Sun, August 12, 8:30 to 10:10am, Pennsylvania Convention Center, Level 100, 113B

Abstract

Social media can play an important role before, during and after a crisis. Officials, organizations, individuals, and journalists can simultaneously use platforms such as Twitter to share information that maximizes resources allocated to crisis response and minimizes loss of life. Social media, however, do more than share factual information among users following a given hashtag. Platforms such as Twitter allow individuals to collectively and collaboratively construct a narrative about an event. These narratives matter because they not only provide frameworks for discussing crises, but also create opportunities for deliberation among individuals holding diverse points of view. These narratives that emerge on social media are not always civil, and we explore the relationship between Twitter crisis narratives and civility in this study. Specifically, we examine how four types of Twitter crisis narratives – personal stories, polemics, factual information, and misinformation – influence discourse civility.

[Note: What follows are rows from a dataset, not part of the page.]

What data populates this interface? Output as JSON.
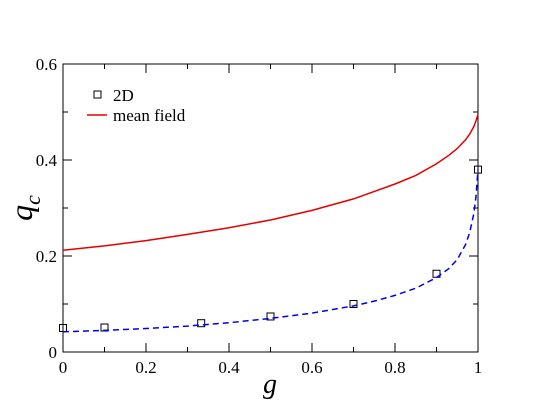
{
  "chart_data": {
    "type": "scatter",
    "xlabel": "g",
    "ylabel": "q",
    "ylabel_subscript": "c",
    "xlim": [
      0,
      1
    ],
    "ylim": [
      0,
      0.6
    ],
    "xticks": [
      0,
      0.2,
      0.4,
      0.6,
      0.8,
      1
    ],
    "xtick_labels": [
      "0",
      "0.2",
      "0.4",
      "0.6",
      "0.8",
      "1"
    ],
    "yticks": [
      0,
      0.2,
      0.4,
      0.6
    ],
    "ytick_labels": [
      "0",
      "0.2",
      "0.4",
      "0.6"
    ],
    "legend": {
      "position": "top-left"
    },
    "series": [
      {
        "name": "2D",
        "kind": "markers",
        "marker": "open-square",
        "color": "#000000",
        "x": [
          0,
          0.1,
          0.333,
          0.5,
          0.7,
          0.9,
          1.0
        ],
        "y": [
          0.05,
          0.051,
          0.06,
          0.074,
          0.1,
          0.163,
          0.38
        ]
      },
      {
        "name": "",
        "kind": "line",
        "style": "dashed",
        "color": "#0000e6",
        "x": [
          0,
          0.1,
          0.2,
          0.3,
          0.4,
          0.5,
          0.6,
          0.7,
          0.75,
          0.8,
          0.85,
          0.9,
          0.93,
          0.95,
          0.97,
          0.98,
          0.99,
          0.995,
          1.0
        ],
        "y": [
          0.042,
          0.045,
          0.049,
          0.054,
          0.061,
          0.07,
          0.081,
          0.096,
          0.106,
          0.118,
          0.133,
          0.155,
          0.174,
          0.193,
          0.224,
          0.249,
          0.289,
          0.322,
          0.38
        ]
      },
      {
        "name": "mean field",
        "kind": "line",
        "style": "solid",
        "color": "#e60000",
        "x": [
          0,
          0.1,
          0.2,
          0.3,
          0.4,
          0.5,
          0.6,
          0.7,
          0.8,
          0.85,
          0.9,
          0.93,
          0.95,
          0.97,
          0.98,
          0.99,
          0.995,
          1.0
        ],
        "y": [
          0.212,
          0.221,
          0.232,
          0.245,
          0.259,
          0.275,
          0.295,
          0.319,
          0.35,
          0.368,
          0.392,
          0.41,
          0.424,
          0.442,
          0.454,
          0.47,
          0.481,
          0.495
        ]
      }
    ]
  }
}
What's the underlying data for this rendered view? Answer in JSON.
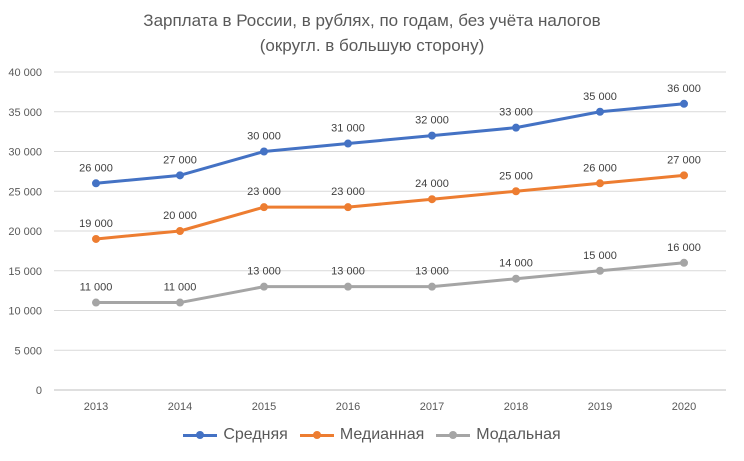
{
  "chart_data": {
    "type": "line",
    "title_line1": "Зарплата в России, в рублях, по годам, без учёта налогов",
    "title_line2": "(округл. в большую сторону)",
    "xlabel": "",
    "ylabel": "",
    "categories": [
      "2013",
      "2014",
      "2015",
      "2016",
      "2017",
      "2018",
      "2019",
      "2020"
    ],
    "ylim": [
      0,
      40000
    ],
    "ytick_labels": [
      "0",
      "5 000",
      "10 000",
      "15 000",
      "20 000",
      "25 000",
      "30 000",
      "35 000",
      "40 000"
    ],
    "grid": true,
    "legend_position": "bottom",
    "series": [
      {
        "name": "Средняя",
        "color": "#4472C4",
        "values": [
          26000,
          27000,
          30000,
          31000,
          32000,
          33000,
          35000,
          36000
        ],
        "labels": [
          "26 000",
          "27 000",
          "30 000",
          "31 000",
          "32 000",
          "33 000",
          "35 000",
          "36 000"
        ]
      },
      {
        "name": "Медианная",
        "color": "#ED7D31",
        "values": [
          19000,
          20000,
          23000,
          23000,
          24000,
          25000,
          26000,
          27000
        ],
        "labels": [
          "19 000",
          "20 000",
          "23 000",
          "23 000",
          "24 000",
          "25 000",
          "26 000",
          "27 000"
        ]
      },
      {
        "name": "Модальная",
        "color": "#A5A5A5",
        "values": [
          11000,
          11000,
          13000,
          13000,
          13000,
          14000,
          15000,
          16000
        ],
        "labels": [
          "11 000",
          "11 000",
          "13 000",
          "13 000",
          "13 000",
          "14 000",
          "15 000",
          "16 000"
        ]
      }
    ]
  }
}
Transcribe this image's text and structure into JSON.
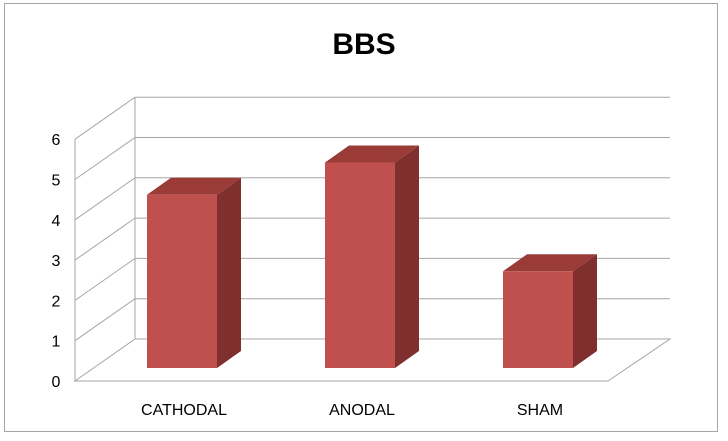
{
  "chart_data": {
    "type": "bar",
    "title": "BBS",
    "categories": [
      "CATHODAL",
      "ANODAL",
      "SHAM"
    ],
    "values": [
      4.3,
      5.1,
      2.4
    ],
    "ylim": [
      0,
      6
    ],
    "yticks": [
      "0",
      "1",
      "2",
      "3",
      "4",
      "5",
      "6"
    ],
    "xlabel": "",
    "ylabel": "",
    "grid": true,
    "legend": "none",
    "colors": {
      "bar_front": "#c0504d",
      "bar_side": "#7f302e",
      "bar_top": "#9a3b38",
      "grid": "#a6a6a6"
    }
  }
}
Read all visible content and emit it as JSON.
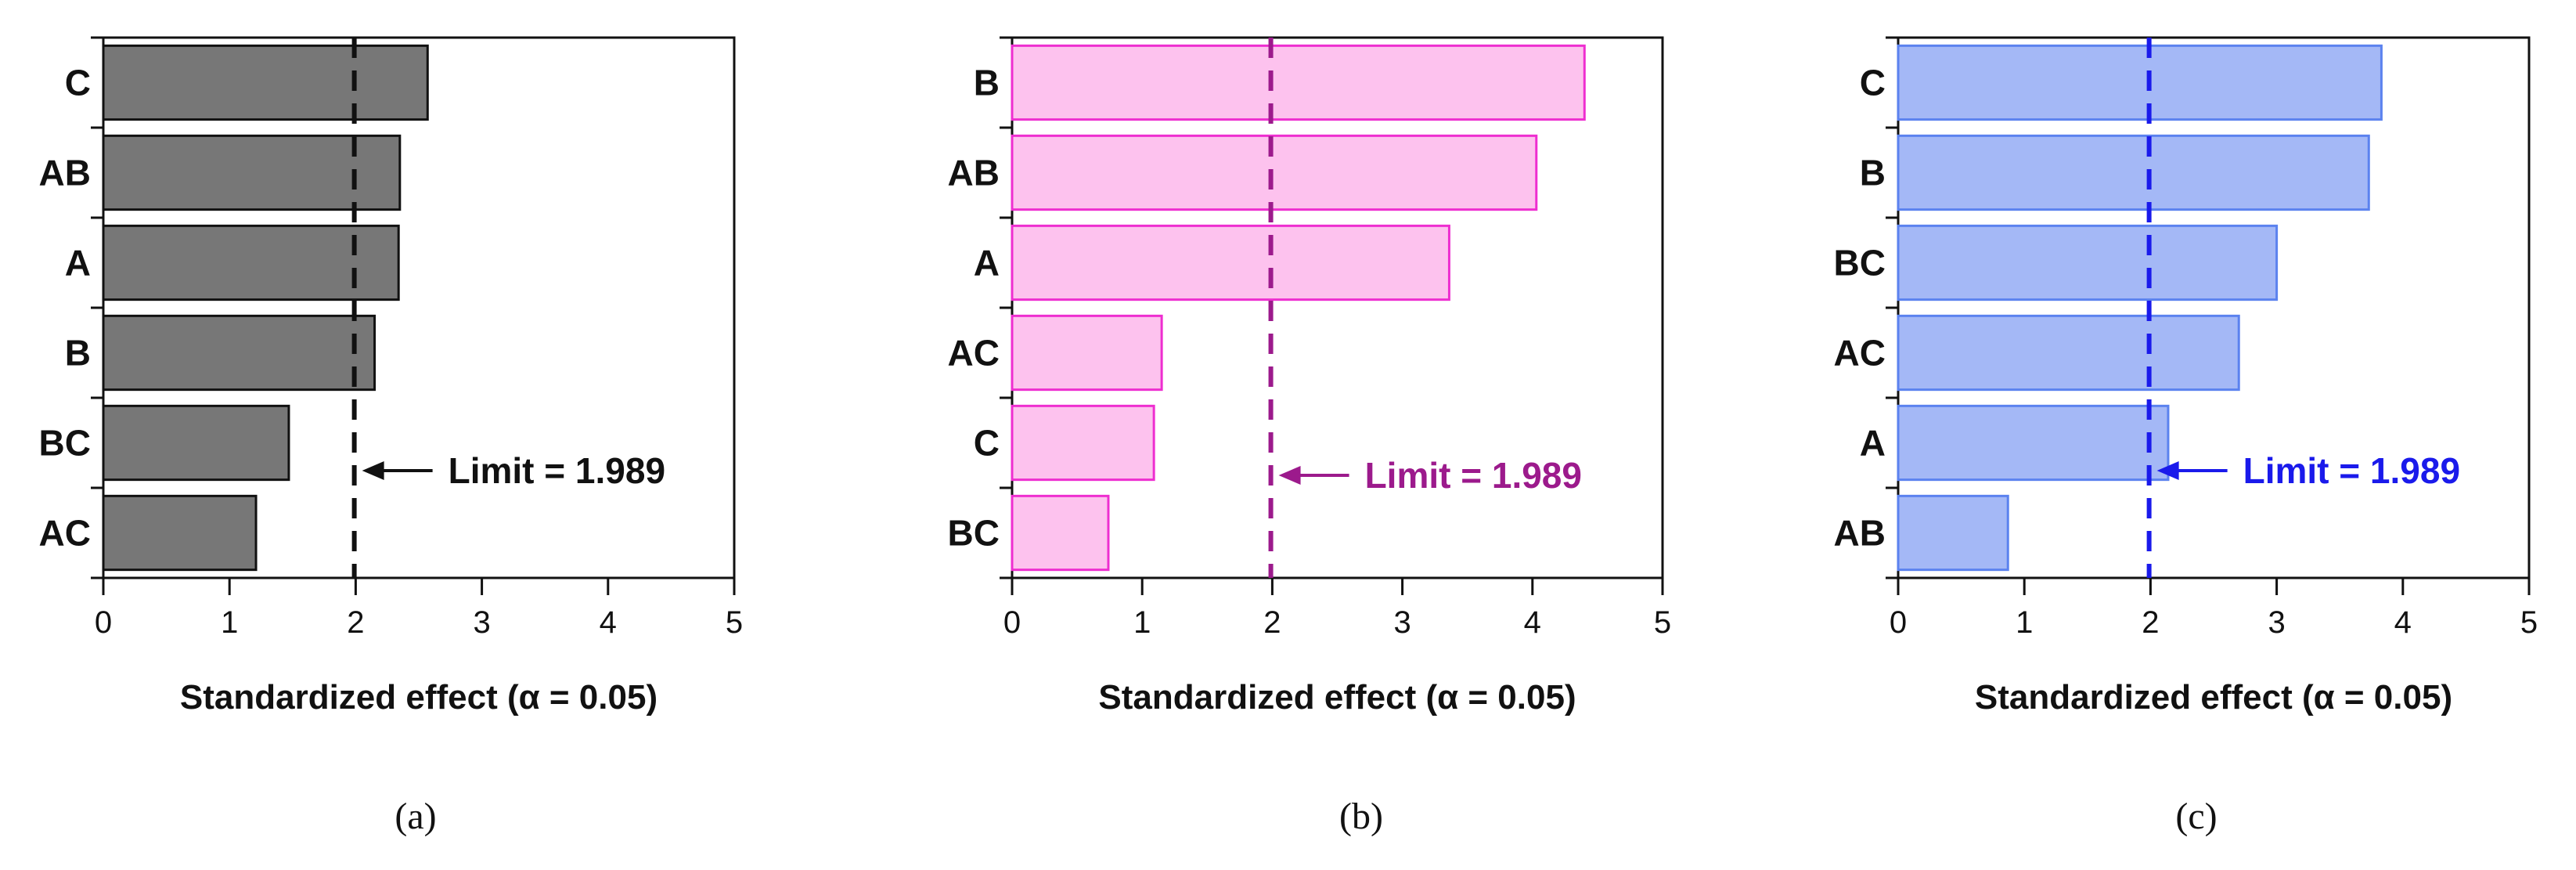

We content analyzed more than 10,000 tweets sent in response to two campus crises: the 2014 shooting at Florida State University and the 2016 stabbing at Ohio State University. We find that personal stories and factual information are associated with higher levels of civil discourse than polemics and misinformation. Additionally, we find that one or two individuals serve as “opinion entrepreneurs” in the wake of crises and indelibly shape the course and civility of the broader, collective conversation.